26.5 C
Denpasar
Sunday, April 2, 2023

Dipasang Tahun 1939, Relief Cetak Unik di Tembok Disbud Dibuat dari Bias Pamor

BULELENG, BALI EXPRESS -Kantor Dinas Kebudayaan (Disbud) Buleleng memang berbeda dengan dinas lainnya. Dari depan, sebuah gapura tua berwarna putih berdiri mencolok. Lalu di kiri dan kanannya, terbentang tembok panyengker yang juga berwarna putih. Namun yang menarik, keberadaan relief yang terpasang di tembok tersebut.

Terpasang dalam posisi berjejer. Relief itu berbentuk relief wayang. Bila diperhatikan lebih seksama, relief tersebut seperti berada dalam frame atau bingkai.
Relief semacam itu tidak saja berjejer pada tembok panyengker.

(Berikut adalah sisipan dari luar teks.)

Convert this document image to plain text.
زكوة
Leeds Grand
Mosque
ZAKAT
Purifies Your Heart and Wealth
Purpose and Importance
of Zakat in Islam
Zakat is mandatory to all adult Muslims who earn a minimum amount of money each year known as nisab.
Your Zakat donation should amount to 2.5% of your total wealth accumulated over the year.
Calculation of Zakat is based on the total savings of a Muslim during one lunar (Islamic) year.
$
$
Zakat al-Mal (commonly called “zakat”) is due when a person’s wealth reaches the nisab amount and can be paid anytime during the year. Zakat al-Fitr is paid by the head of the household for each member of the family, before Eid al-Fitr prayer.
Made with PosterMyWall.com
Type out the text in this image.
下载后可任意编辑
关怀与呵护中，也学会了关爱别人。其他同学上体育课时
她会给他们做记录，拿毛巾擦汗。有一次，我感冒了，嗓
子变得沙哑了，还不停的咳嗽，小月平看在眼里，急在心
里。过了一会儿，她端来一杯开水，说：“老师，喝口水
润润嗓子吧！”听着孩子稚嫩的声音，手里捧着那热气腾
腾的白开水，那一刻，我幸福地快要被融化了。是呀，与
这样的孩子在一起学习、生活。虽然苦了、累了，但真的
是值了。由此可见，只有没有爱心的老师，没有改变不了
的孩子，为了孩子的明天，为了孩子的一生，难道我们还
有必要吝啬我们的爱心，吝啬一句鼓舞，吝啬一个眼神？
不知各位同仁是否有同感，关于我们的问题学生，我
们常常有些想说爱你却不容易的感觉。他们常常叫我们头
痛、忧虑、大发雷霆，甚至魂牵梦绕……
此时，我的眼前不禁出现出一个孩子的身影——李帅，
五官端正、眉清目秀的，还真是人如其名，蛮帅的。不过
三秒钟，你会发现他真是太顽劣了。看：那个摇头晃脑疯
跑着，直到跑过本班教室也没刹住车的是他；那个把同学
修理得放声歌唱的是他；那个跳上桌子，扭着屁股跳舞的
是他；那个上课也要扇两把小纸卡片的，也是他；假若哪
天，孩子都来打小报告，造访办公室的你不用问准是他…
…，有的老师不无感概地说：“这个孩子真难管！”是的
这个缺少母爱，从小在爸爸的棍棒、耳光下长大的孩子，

Pada gapura juga terdapat dua relief yang sama. Terpasang pada bagian kiri dan kanan gapura. Memasuki area Puri Seni Sasana Budaya di Dinas Kebudayaan Buleleng, juga terdapat sepasang gapura lagi. Gapura itu menuju ke Museum Buleleng.

Sama halnya dengan gapura utama, gapura itu terlihat tua dan beberapa mulai keropos. Bagian kiri dan kanan gapura juga terdapat relief. Tidak sulit menemukan, sebab relief itu berukuran cukup besar dan mudah dijangkau pandangan. Di atas relief terdapat angka tahun. Di sisi kiri tertulis 1939. Sedangkan pada sisi kanan tertulis 3-6. Kemungkinan, angka tersebut adalah tahun dibuatnya gapura beserta pagar itu, berikut dengan reliefnya.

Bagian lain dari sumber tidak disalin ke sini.